The Reserve Bank though says it has the answer. It will provide lower interest rates to stimulate consumer spending and says the nation’s construction sector is the most likely of all the sectors to fill the gap in economic growth that will be left by the tapering off of the mining investment boom.
I’ve spoken to two industry experts though that aren’t entirely confident of that proposition. The first was an independent economist from BIS Shrapnel, Tim Hampton. He’s a former central banker from New Zealand. He says while there are signs the construction sector is growing, there’s a real chance the growth in the sector won’t be enough to lift the nation’s overall growth. Even more bearish was the Housing Industry Association’s spokesman, David Bare. He said growth in Australia’s construction sector was likely going to be hurt by government red tape and the rising cost of doing business. He conceded the construction industry was facing real challenges next year.

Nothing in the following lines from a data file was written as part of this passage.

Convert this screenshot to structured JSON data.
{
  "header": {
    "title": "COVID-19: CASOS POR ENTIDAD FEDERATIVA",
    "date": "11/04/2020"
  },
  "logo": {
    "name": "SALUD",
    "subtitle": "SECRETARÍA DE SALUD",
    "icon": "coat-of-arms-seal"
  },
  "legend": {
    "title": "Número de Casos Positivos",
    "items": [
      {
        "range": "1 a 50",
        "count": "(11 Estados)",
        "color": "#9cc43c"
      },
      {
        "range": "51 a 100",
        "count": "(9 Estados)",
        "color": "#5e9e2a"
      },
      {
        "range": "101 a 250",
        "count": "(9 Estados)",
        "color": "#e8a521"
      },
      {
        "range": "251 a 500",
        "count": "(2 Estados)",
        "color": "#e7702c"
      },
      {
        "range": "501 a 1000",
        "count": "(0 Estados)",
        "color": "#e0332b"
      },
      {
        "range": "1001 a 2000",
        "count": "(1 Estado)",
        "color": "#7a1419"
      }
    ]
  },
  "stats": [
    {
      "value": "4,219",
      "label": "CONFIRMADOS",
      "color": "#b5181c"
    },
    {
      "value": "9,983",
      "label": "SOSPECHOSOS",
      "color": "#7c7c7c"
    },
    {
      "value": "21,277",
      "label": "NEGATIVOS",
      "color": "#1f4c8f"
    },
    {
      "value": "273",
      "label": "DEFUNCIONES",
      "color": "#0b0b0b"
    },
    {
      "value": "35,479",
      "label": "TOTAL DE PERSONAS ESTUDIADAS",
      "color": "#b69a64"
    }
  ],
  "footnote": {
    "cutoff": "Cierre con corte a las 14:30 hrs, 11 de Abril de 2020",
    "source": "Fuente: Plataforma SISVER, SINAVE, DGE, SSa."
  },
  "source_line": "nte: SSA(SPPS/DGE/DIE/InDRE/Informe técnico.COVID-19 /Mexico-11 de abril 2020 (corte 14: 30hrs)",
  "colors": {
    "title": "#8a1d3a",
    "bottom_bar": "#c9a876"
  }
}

A quick look at the current cash rate set by the Reserve Bank tells you everything you need to know. It’s just 25 basis points away from the cash rate set during the height of the global financial crisis. The Reserve Bank is all too aware of just how in need the non-mining sectors of the economy are. It’s created this great disconnect – having a thriving mining sector and close to record low interest rates. The Reserve Bank is hoping that at some point, consumers will reach into their pockets and spend. It’s also hoping for a pick-up in the housing market. That would certainly provide some stimulus for both the construction sector and the manufacturing sectors.
At the risk of sounding like a broken record, if the construction (both residential, commercial and engineering) sector does not improve substantially next year, and the pipeline of LNG investment starts to dry up (due to falling prices and a lack of overseas interest), Australia’s economic growth rate (according to Deutsche Bank) will likely halve over the next 12 months or so. If the government insists on returning the budget to surplus, and the Reserve Bank monetary policy lever fails to push consumers back out into the streets, policy makers have a significant challenge on their hands.